As the title says my Kindle won't save the last page read for the pdf I'm reading. The thing is that any other pdf I read will save the last page read. Any thoughts on why this is and what I can do to fix it?

Let me know if any additional info is needed! Thanks in advance!


----------



## Ann in Arlington (Oct 27, 2008)

Do you mean that you stop reading and when you pick up the same device again it's not where you left off?  That is, I would say, non standard behavior. . . but I don't do much with PDFs, honestly.

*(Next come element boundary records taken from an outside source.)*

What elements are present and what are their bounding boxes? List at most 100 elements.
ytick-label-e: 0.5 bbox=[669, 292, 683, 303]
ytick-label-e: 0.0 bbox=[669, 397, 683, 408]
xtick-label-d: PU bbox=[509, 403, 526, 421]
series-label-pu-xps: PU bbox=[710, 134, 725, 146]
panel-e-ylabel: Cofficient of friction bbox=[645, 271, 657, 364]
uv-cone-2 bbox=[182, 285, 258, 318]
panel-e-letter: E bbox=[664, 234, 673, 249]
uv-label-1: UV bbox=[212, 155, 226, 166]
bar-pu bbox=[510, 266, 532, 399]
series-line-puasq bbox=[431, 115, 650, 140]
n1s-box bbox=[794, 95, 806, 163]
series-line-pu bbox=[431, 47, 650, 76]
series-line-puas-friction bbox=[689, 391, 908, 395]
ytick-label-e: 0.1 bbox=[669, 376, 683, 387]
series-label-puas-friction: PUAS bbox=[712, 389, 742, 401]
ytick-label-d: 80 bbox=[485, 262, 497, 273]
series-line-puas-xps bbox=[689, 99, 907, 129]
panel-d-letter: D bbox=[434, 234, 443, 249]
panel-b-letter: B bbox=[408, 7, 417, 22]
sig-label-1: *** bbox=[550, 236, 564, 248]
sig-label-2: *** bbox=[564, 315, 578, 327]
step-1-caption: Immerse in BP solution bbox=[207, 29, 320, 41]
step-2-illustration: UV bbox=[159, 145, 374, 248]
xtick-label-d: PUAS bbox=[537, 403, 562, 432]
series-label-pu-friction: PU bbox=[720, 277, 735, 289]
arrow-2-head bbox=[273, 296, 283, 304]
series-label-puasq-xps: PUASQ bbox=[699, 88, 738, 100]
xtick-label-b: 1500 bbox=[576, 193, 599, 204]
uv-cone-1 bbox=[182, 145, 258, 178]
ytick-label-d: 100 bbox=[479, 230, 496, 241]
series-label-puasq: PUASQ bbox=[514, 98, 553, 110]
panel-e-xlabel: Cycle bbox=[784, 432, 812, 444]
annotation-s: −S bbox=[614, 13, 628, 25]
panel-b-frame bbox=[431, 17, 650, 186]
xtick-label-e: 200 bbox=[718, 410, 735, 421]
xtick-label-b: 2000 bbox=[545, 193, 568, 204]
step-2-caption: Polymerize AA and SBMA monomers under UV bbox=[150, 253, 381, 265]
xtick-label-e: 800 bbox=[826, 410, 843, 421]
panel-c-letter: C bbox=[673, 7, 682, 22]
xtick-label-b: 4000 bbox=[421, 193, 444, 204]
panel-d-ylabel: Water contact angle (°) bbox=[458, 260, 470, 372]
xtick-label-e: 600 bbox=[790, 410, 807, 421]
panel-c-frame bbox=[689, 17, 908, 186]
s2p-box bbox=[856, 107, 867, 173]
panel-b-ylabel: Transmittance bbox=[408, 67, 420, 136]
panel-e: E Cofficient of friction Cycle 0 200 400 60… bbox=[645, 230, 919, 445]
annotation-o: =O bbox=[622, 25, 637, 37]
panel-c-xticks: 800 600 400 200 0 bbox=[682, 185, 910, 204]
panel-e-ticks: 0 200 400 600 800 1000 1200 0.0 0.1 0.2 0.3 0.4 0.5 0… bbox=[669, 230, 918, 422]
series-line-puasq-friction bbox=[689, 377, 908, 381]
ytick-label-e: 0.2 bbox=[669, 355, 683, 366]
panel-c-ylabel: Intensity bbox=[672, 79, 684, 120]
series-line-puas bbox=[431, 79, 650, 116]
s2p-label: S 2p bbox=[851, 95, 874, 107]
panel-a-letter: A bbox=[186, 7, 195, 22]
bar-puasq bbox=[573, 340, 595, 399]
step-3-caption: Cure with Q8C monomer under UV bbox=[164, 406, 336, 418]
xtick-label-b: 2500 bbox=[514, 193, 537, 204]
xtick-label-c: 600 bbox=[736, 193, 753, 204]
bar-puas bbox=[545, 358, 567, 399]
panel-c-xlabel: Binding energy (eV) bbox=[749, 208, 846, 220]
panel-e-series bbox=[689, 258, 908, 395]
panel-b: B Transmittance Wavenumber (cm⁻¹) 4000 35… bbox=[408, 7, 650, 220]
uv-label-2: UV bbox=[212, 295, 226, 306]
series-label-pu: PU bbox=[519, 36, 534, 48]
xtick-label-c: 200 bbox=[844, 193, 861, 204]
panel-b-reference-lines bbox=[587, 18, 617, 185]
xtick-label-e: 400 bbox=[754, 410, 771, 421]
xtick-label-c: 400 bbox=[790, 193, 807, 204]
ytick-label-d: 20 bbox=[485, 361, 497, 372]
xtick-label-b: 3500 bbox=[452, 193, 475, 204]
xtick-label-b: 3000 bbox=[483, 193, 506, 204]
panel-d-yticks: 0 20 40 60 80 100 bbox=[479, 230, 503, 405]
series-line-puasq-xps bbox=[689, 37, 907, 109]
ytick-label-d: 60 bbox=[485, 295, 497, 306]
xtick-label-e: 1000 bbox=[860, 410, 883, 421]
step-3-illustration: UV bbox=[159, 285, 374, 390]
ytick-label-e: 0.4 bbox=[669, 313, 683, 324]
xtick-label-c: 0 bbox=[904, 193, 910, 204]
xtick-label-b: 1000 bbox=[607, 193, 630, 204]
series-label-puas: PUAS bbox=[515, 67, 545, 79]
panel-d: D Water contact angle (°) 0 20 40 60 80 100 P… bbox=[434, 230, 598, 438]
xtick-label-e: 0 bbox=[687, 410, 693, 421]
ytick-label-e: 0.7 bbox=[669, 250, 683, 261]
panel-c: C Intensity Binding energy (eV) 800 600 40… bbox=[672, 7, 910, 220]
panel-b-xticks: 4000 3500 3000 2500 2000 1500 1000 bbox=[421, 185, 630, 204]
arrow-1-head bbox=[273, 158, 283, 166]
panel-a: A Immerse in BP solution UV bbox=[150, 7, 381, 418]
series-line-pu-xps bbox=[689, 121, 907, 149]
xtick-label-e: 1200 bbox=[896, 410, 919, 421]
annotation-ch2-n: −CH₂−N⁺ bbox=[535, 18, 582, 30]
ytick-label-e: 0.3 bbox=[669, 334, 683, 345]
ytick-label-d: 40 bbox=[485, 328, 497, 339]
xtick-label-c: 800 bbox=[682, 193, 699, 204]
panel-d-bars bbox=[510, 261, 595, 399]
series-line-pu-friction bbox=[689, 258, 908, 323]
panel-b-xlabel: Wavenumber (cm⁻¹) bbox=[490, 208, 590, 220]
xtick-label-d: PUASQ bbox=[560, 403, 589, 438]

OR, do you mean that you stop reading and want to pick it up on a different device and it's not where you left off?  THAT, on the other hand, IS normal behavior. Amazon's syncing won't work with PDF files.  It will only work with non Amazon purchases if they're sent/converted and archived at Amazon.


----------



## jralexander137 (Jan 23, 2013)

Same device. The pdfs are stored locally and not on the cloud. I use Calibre to transfer items. Not sure why it works for all the others except this one....


----------



## jralexander137 (Jan 23, 2013)

Problem solved. Apparently you can't transfer anything larger than 50MB to your kindle and have it work properly. The pdf was 280MB. I can still transfer it using Calibre but not using amazons proprietary system. What a crappy design!


----------



## Ann in Arlington (Oct 27, 2008)

jralexander137 said:


> Problem solved. Apparently you can't transfer anything larger than 50MB to your kindle and have it work properly. The pdf was 280MB. I can still transfer it using Calibre but not using amazons proprietary system. What a crappy design!


Well, Amazon makes no bones about the fact that their product is designed to help people purchase stuff FROM Amazon. I completely understand that they don't really want to use THEIR resources to help people get things on the device that come from elsewhere, hence the file size conversion limit. 

There are lots of ways around it, however, for those that need to do so.


----------